Мое детство походило на жизнь любого другого ребенка. Пришел, увидел, победил — типичное поведение первенцев. Конечно, родители долго спорили, как меня назвать. Первенцу нельзя давать первое попавшееся имя. Отец предложил назвать меня Милдред Кэмпбелл в честь своей родственницы, которую высоко ценил, и отказался дальше обсуждать этот вопрос. Матушке пришлось сделать выбор, и она сказала, что хочет назвать меня в честь своей матери — Хелен Эверетт. Однако, когда отец отправился со мной в церковь, он, естественно, позабыл это имя, тем более что никогда не рассматривал его всерьез. Когда священник спросил у него, какое имя дать ребенку, он лишь вспомнил, что меня решили назвать по бабушке, и ответил: Хелен Адамс.
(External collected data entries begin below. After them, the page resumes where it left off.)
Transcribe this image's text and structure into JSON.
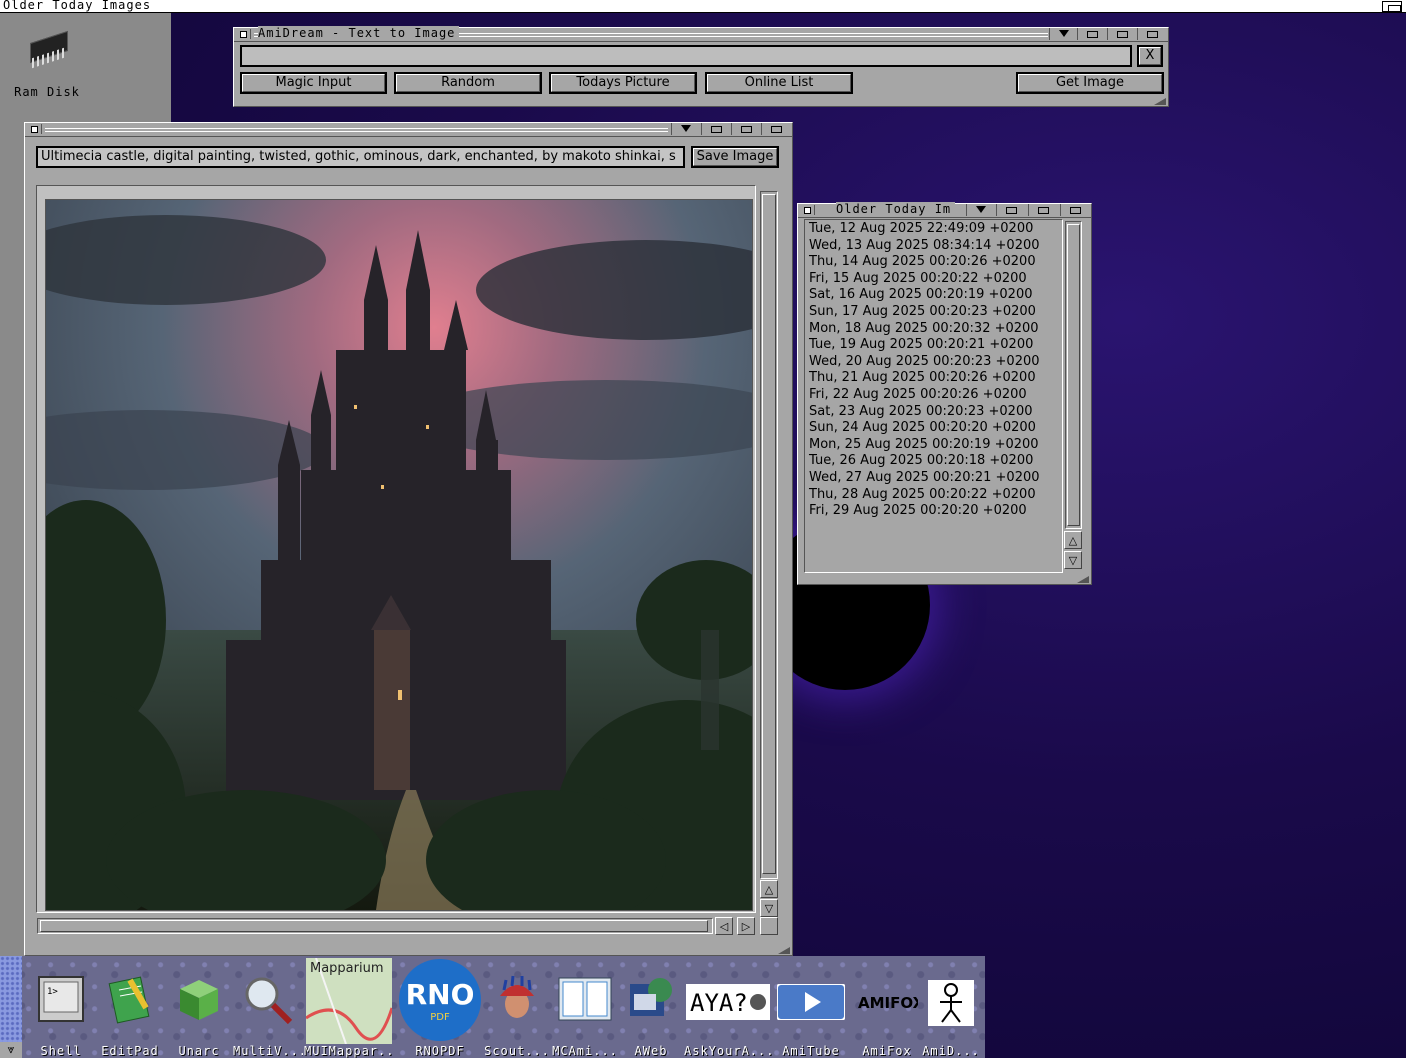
{
  "screen": {
    "title": "Older Today Images"
  },
  "desktop": {
    "icons": [
      {
        "label": "Ram Disk",
        "icon": "ram-chip-icon"
      }
    ]
  },
  "amidream": {
    "title": "AmiDream - Text to Image",
    "prompt_value": "",
    "clear_label": "X",
    "buttons": [
      "Magic Input",
      "Random",
      "Todays Picture",
      "Online List"
    ],
    "get_image_label": "Get Image"
  },
  "image_window": {
    "prompt_text": "Ultimecia castle, digital painting, twisted, gothic, ominous, dark, enchanted, by makoto shinkai, s",
    "save_label": "Save Image",
    "image_description_icon": "gothic-castle-image"
  },
  "older_window": {
    "title": "Older Today Im",
    "items": [
      "Tue, 12 Aug 2025 22:49:09 +0200",
      "Wed, 13 Aug 2025 08:34:14 +0200",
      "Thu, 14 Aug 2025 00:20:26 +0200",
      "Fri, 15 Aug 2025 00:20:22 +0200",
      "Sat, 16 Aug 2025 00:20:19 +0200",
      "Sun, 17 Aug 2025 00:20:23 +0200",
      "Mon, 18 Aug 2025 00:20:32 +0200",
      "Tue, 19 Aug 2025 00:20:21 +0200",
      "Wed, 20 Aug 2025 00:20:23 +0200",
      "Thu, 21 Aug 2025 00:20:26 +0200",
      "Fri, 22 Aug 2025 00:20:26 +0200",
      "Sat, 23 Aug 2025 00:20:23 +0200",
      "Sun, 24 Aug 2025 00:20:20 +0200",
      "Mon, 25 Aug 2025 00:20:19 +0200",
      "Tue, 26 Aug 2025 00:20:18 +0200",
      "Wed, 27 Aug 2025 00:20:21 +0200",
      "Thu, 28 Aug 2025 00:20:22 +0200",
      "Fri, 29 Aug 2025 00:20:20 +0200"
    ]
  },
  "dock": {
    "items": [
      {
        "label": "Shell",
        "icon": "shell-icon"
      },
      {
        "label": "EditPad",
        "icon": "notepad-icon"
      },
      {
        "label": "Unarc",
        "icon": "green-cube-icon"
      },
      {
        "label": "MultiV...",
        "icon": "magnifier-icon"
      },
      {
        "label": "MUIMappar...",
        "icon": "map-icon",
        "overlay": "Mapparium"
      },
      {
        "label": "RNOPDF",
        "icon": "rno-pdf-icon",
        "overlay": "RNO",
        "overlay2": "PDF"
      },
      {
        "label": "Scout...",
        "icon": "scout-icon"
      },
      {
        "label": "MCAmi...",
        "icon": "mcami-icon"
      },
      {
        "label": "AWeb",
        "icon": "aweb-icon"
      },
      {
        "label": "AskYourA...",
        "icon": "askyoura-icon",
        "overlay": "AYA?"
      },
      {
        "label": "AmiTube",
        "icon": "play-icon"
      },
      {
        "label": "AmiFox",
        "icon": "amifox-icon",
        "overlay": "AMIFOX"
      },
      {
        "label": "AmiD...",
        "icon": "stickman-icon"
      }
    ]
  },
  "colors": {
    "window_gray": "#a6a6a6",
    "desktop_purple": "#1a0a4a",
    "cursor_red": "#cc2020"
  }
}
Мне рассказывали, что, даже будучи младенцем, я уже вела себя пылко и решительно. Я старалась повторить все, что в моем присутствии делали другие. В возрасте шести месяцев я уже могла произносить что-то похожее на «Ка дела», а однажды привлекла всеобщее внимание, совершенно отчетливо сказав: «Чай, чай, чай». Даже после болезни я помнила одно из выученных тогда слов — слово «вода». Я пыталась повторить его, издавая похожие звуки, даже после того, как утратила способность говорить. И только когда научилась составлять это слово по буквам, перестала постоянно говорить «ва-ва».
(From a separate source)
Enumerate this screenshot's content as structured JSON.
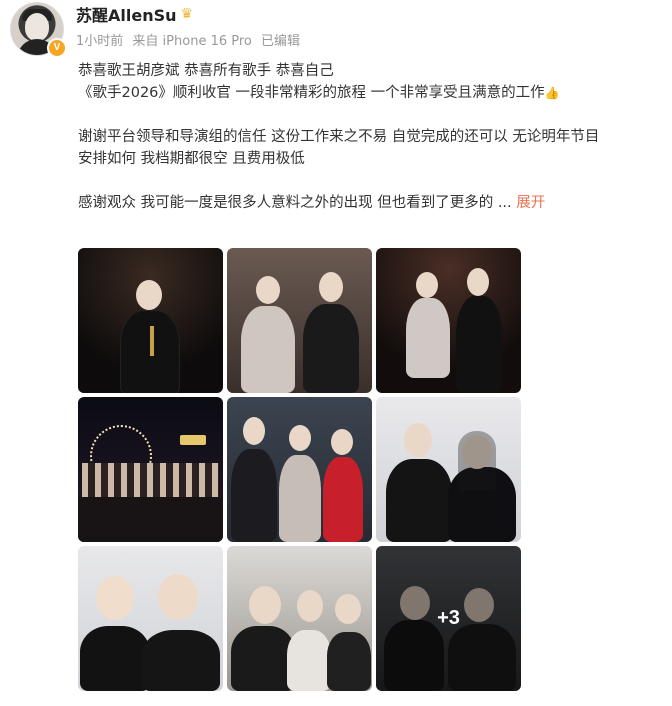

Как мне говорили, пошла я ровно в год. Мама только что закончила купать меня и держала на коленях, когда внезапно мое внимание привлекло мелькание теней от листьев, изгибающихся в солнечном свете на натертом полу. Я сползла с колен матери и почти побежала к ним навстречу. А когда порыв иссяк, упала и заплакала, чтобы матушка вновь взяла меня на руки.
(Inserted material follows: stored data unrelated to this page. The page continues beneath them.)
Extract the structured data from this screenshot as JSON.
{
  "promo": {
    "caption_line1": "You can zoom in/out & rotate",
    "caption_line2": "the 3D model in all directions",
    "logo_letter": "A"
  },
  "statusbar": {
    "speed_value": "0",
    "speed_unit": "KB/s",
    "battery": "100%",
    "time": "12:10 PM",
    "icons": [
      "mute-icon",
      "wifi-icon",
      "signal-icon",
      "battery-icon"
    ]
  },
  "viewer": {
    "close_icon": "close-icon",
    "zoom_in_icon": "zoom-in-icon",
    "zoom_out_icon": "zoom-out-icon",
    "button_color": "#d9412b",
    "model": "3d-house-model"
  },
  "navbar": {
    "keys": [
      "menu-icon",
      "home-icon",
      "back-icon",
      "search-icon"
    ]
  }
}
Но эти счастливые деньки вскоре закончились. Одна короткая весна, наполненная щебетанием пересмешников и зябликов, одно лето, богатое фруктами и розами, и всего одна багряно-золотая осень, которые промчались, оставив свои дары пылкому, восхищенному ими ребенку. Затем наступил унылый сумрачный февраль, принесший с собой болезнь, которая запечатала мне глаза и уши и погрузила меня в бессознательное состояние новорожденного младенца. Доктор сказал, что к моему мозгу и желудку прилило слишком много крови. Он думал, что я не выживу. Однако как-то ранним утром лихорадка прошла так же внезапно и таинственно, как появилась. В то утро вся семья ликовала, но никто из них, даже доктор, не знал, что я больше никогда не буду ни слышать, ни видеть.

Мне кажется, что у меня остались смутные воспоминания о том времени. Мне вспоминается нежность моей матушки, когда она пыталась успокоить и облегчить мои мучения. А еще помню свою растерянность и боль, когда я открывала сухие воспаленные глаза после практически бессонной ночи, проведенной в бреду, и смотрела в стену, отворачиваясь от света, который так любила раньше и который тускнел с каждым днем. Но за исключением этих мимолетных воспоминаний, если это действительно они, прошлое кажется мне ненастоящим, больше похожим на кошмарный сон.

Со временем я привыкла к темноте и молчанию, которые окружили меня, и забыла, что раньше все было иначе. И жила в этой темноте, пока не появилась та, кому было суждено освободить мою душу, — моя учительница... Но в первые девятнадцать месяцев моей жизни я смогла поймать смутные образы сияющих небес, широко раскинувшихся зеленых полей, деревьев и цветов. Упавшая потом тьма не смогла насовсем стереть их из моей памяти. Если мы когда-то могли видеть, «тот день был наш, и наше все, что он нам показал».